In the news, you can read about this and that start-up raising money or getting an investment. Rarely one stops to think what it actually means.
The basics of it are simple: the investor gives the company money and hopes to make a profit on the investment. There are two main ways a start-up raises money: convertible debt or an equity investment.
Straight-to-equity: a one-time payment grants shareholder rights
In case of an equity investment, the founders and existing shareholders sell a percentage of the company for a sum of money. In case of an equity investment, the investor transfers the money to the company and hopes that the company achieves an exit one day in the future and there is no set deadline for the investor to reap the rewards.
After investing in the company, the investor also becomes a shareholder of the company, so the investor has the possibility to directly influence the company’s development and business. As the investor’s ownership percentage is usually small, the investors are given special and preferential rights.
In most cases, liquidation preference is granted to the investor in preference to the founders and employee shareholders. This works as a guarantee to the investor that even if everything does not work out as hoped, the investor will at least not make a loss. Read more on liquidation preference here.

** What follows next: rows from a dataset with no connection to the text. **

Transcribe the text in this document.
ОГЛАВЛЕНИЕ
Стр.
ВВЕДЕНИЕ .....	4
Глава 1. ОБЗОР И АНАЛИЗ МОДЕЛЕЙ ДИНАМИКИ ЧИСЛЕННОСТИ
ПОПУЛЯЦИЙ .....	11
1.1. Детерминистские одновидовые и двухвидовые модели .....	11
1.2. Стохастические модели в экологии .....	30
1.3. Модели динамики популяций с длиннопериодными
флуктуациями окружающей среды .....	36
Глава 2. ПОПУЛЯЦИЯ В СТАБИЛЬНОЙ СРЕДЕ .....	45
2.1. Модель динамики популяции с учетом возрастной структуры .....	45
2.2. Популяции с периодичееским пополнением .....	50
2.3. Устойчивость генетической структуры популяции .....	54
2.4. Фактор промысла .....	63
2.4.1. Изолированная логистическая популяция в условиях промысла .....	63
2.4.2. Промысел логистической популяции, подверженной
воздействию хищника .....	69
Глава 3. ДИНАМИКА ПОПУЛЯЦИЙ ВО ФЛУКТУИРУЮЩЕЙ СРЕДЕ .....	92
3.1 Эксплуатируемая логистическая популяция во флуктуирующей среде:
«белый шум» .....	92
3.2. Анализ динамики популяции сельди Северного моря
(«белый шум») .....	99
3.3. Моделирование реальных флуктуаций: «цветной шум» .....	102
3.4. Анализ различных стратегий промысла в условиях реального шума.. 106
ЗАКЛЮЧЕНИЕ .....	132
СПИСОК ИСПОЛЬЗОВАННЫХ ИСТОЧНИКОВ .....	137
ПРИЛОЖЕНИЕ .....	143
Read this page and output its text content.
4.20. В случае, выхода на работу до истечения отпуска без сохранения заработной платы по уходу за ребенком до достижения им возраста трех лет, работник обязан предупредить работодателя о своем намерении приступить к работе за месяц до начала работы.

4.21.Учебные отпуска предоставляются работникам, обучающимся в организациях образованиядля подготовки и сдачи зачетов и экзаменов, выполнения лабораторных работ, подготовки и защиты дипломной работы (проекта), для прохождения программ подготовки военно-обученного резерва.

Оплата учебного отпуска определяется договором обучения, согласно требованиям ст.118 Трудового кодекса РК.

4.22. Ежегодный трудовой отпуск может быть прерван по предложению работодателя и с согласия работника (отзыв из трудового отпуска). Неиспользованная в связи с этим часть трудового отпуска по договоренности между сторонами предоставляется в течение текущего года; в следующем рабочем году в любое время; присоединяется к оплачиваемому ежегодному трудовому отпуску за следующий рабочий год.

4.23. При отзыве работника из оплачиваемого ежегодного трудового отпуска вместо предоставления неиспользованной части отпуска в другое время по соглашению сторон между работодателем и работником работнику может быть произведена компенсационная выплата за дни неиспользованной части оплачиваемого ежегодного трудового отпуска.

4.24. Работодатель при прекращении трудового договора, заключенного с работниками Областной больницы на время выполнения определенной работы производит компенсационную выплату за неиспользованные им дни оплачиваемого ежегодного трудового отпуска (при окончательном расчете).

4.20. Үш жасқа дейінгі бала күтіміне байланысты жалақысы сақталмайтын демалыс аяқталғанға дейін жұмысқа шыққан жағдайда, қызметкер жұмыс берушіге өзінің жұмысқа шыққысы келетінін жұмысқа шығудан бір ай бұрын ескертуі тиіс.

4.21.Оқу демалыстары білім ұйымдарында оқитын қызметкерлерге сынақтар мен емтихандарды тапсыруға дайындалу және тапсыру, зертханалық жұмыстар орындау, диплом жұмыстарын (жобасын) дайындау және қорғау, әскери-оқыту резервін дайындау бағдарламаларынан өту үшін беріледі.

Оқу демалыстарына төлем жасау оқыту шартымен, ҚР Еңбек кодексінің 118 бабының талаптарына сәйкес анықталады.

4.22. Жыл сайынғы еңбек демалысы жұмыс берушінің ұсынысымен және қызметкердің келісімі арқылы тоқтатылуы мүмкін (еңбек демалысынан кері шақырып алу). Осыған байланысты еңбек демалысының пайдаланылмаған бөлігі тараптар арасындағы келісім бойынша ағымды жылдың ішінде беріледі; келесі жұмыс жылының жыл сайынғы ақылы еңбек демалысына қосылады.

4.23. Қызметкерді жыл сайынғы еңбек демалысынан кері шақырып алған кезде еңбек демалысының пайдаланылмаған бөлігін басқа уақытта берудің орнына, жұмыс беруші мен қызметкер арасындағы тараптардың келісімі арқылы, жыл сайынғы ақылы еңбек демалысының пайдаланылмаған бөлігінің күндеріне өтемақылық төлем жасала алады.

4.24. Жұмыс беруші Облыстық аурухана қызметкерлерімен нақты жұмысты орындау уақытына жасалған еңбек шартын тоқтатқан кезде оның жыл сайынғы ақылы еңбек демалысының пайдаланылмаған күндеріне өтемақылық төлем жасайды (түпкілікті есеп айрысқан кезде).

Furthermore, the investor is usually granted special rights when it comes to taking the central decisions of the company, such as dividend distribution, establishing subsidiaries, or making pivots. The investor may also be granted a seat at the supervisory board or an observer to board meetings, in addition to the general information rights.
So in the case of an equity investment, the investor makes the investment and will be involved in the company directly until the investor exits. However, there is no deadline and the investor will also share in the downside of the business.
Convertible loan: a less hands-on approach to investment
The convertible loan is a loan which upon the fulfillment of certain conditions can or will be converted into the share of the company at a future date. The convertible loan agreement includes the typical terms of a loan agreement: interest rate and maturity date.
Additionally, the convertible loan agreement includes provisions on the different conversion events, in most cases providing for a compulsory conversion upon a next equity financing exceeding a pre-agreed sum (this is called “Qualified financing”), conversion upon a liquidity event, and elective conversion upon the maturity date.
The convertible loan agreement may also include a discount and/or a valuation cap. These provisions work as the upside for the investor, allowing the investor to purchase shares at a lower price than the one paid by the investors in the later round.
In comparison to the equity investment, the convertible loan investor does not have any shareholder rights until the loan is converted into a share of the company, hence the convertible loan investor is not able to steer the company’s development directly. However, a convertible investor may reclaim its investment at the maturity date – something that the equity investor cannot do.
The convertible loan investment usually is easier to conduct from the legal side and can be completed faster and with lower costs than the equity investment. The upside of the convertible loan to the company is that they do not necessarily need to come up with a valuation for their company and can postpone this to the future by just offering a discount to the investors.
The devil is in the details and dependent on the circumstances
Whether to opt for equity investment or a convertible loan, depends on the circumstances. There are certain details to note in both cases and which suits your current needs at a certain point may not be transferrable to other situations or companies.